Marbach - Der Vorwurf, den die Staatsanwaltschaft gegen einen 33 Jahre alten gebürtigen Ludwigsburger am Dienstag im Amtsgericht Marbach erhob, wog schwer: Der Vater eines kleinen Kindes soll laut Anklage in mehreren Fällen seit 2014 von seinem Hausarzt verbotene Dopingstoffe aus angeblich medizinischen Zwecken bezogen und diese an einen 38 Jahre alten Mann aus Oberstenfeld verkauft haben. Wer in Deutschland mit Arzneimitteln zu Dopingzwecken handelt, kann nach dem Gesetz mit bis zu drei Jahren Gefängnis bestraft werden. In der Beweisaufnahme vor dem Amtsgericht zeigte sich jedoch ein ganz anderes Bild: Eine als Zeugin geladene Arzthelferin des Hausarztes räumte ein, dass ihr Bruder, jener 38-jährige aus Oberstenfeld, sie eines Tages in der Praxis um ein Rezept für Vitaminampullen bat.
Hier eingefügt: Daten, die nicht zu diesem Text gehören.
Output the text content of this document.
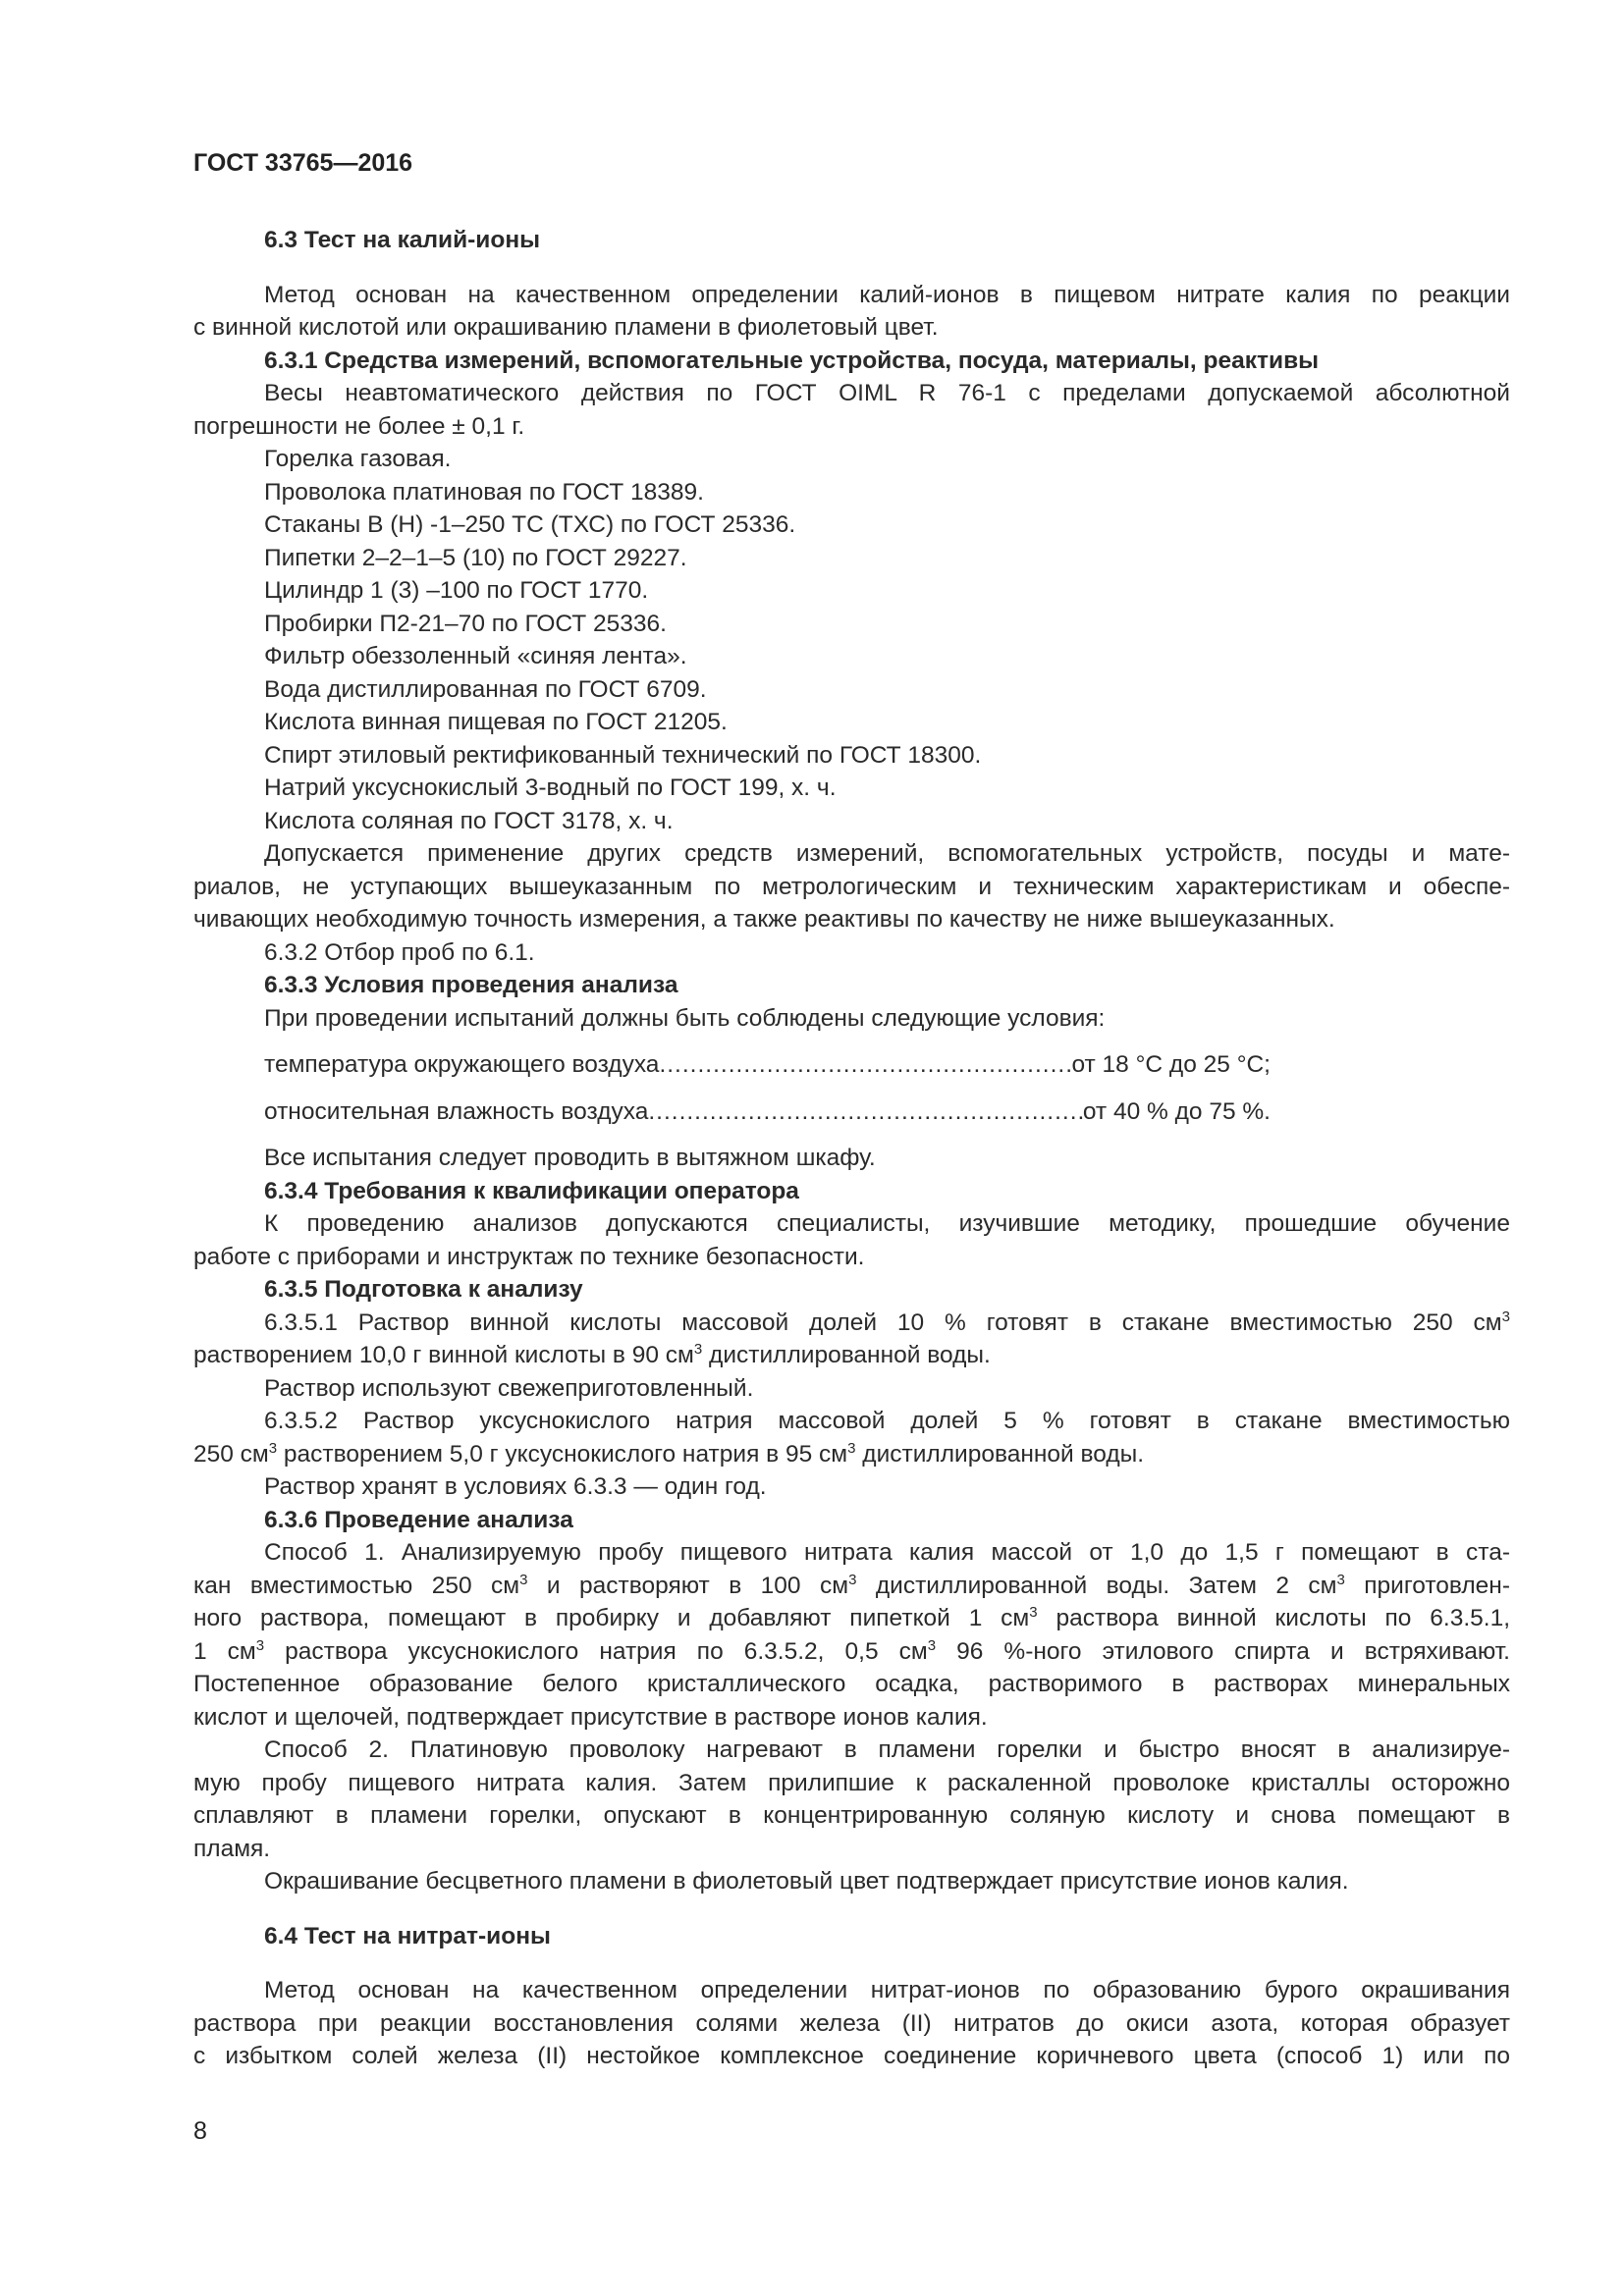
ГОСТ 33765—2016

6.3 Тест на калий-ионы

Метод основан на качественном определении калий-ионов в пищевом нитрате калия по реакции

с винной кислотой или окрашиванию пламени в фиолетовый цвет.

6.3.1 Средства измерений, вспомогательные устройства, посуда, материалы, реактивы

Весы неавтоматического действия по ГОСТ OIML R 76-1 с пределами допускаемой абсолютной

погрешности не более ± 0,1 г.

Горелка газовая.

Проволока платиновая по ГОСТ 18389.

Стаканы В (Н) -1–250 ТС (ТХС) по ГОСТ 25336.

Пипетки 2–2–1–5 (10) по ГОСТ 29227.

Цилиндр 1 (3) –100 по ГОСТ 1770.

Пробирки П2-21–70 по ГОСТ 25336.

Фильтр обеззоленный «синяя лента».

Вода дистиллированная по ГОСТ 6709.

Кислота винная пищевая по ГОСТ 21205.

Спирт этиловый ректификованный технический по ГОСТ 18300.

Натрий уксуснокислый 3-водный по ГОСТ 199, х. ч.

Кислота соляная по ГОСТ 3178, х. ч.

Допускается применение других средств измерений, вспомогательных устройств, посуды и мате-

риалов, не уступающих вышеуказанным по метрологическим и техническим характеристикам и обеспе-

чивающих необходимую точность измерения, а также реактивы по качеству не ниже вышеуказанных.

6.3.2 Отбор проб по 6.1.

6.3.3 Условия проведения анализа

При проведении испытаний должны быть соблюдены следующие условия:

температура окружающего воздуха .....	от 18 °С до 25 °С;
относительная влажность воздуха .....	от 40 % до 75 %.

Все испытания следует проводить в вытяжном шкафу.

6.3.4 Требования к квалификации оператора

К проведению анализов допускаются специалисты, изучившие методику, прошедшие обучение

работе с приборами и инструктаж по технике безопасности.

6.3.5 Подготовка к анализу

6.3.5.1 Раствор винной кислоты массовой долей 10 % готовят в стакане вместимостью 250 $см^3$

растворением 10,0 г винной кислоты в 90 $см^3$ дистиллированной воды.

Раствор используют свежеприготовленный.

6.3.5.2 Раствор уксуснокислого натрия массовой долей 5 % готовят в стакане вместимостью

250 $см^3$ растворением 5,0 г уксуснокислого натрия в 95 $см^3$ дистиллированной воды.

Раствор хранят в условиях 6.3.3 — один год.

6.3.6 Проведение анализа

Способ 1. Анализируемую пробу пищевого нитрата калия массой от 1,0 до 1,5 г помещают в ста-

кан вместимостью 250 $см^3$ и растворяют в 100 $см^3$ дистиллированной воды. Затем 2 $см^3$ приготовлен-

ного раствора, помещают в пробирку и добавляют пипеткой 1 $см^3$ раствора винной кислоты по 6.3.5.1,

1 $см^3$ раствора уксуснокислого натрия по 6.3.5.2, 0,5 $см^3$ 96 %-ного этилового спирта и встряхивают.

Постепенное образование белого кристаллического осадка, растворимого в растворах минеральных

кислот и щелочей, подтверждает присутствие в растворе ионов калия.

Способ 2. Платиновую проволоку нагревают в пламени горелки и быстро вносят в анализируе-

мую пробу пищевого нитрата калия. Затем прилипшие к раскаленной проволоке кристаллы осторожно

сплавляют в пламени горелки, опускают в концентрированную соляную кислоту и снова помещают в

пламя.

Окрашивание бесцветного пламени в фиолетовый цвет подтверждает присутствие ионов калия.

6.4 Тест на нитрат-ионы

Метод основан на качественном определении нитрат-ионов по образованию бурого окрашивания

раствора при реакции восстановления солями железа (II) нитратов до окиси азота, которая образует

с избытком солей железа (II) нестойкое комплексное соединение коричневого цвета (способ 1) или по

8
Die 29-Jährige kannte den Stoff angeblich nicht, bereitete dennoch ein Rezept vor und geriet dabei ihrer Schilderung zufolge versehentlich in die Patientenakte des Angeklagten. Mit dessen Daten druckte sie das Rezept aus, ließ es vom Hausarzt unterzeichnen und übergab es ihrem Bruder, der es in einer Apotheke einlöste.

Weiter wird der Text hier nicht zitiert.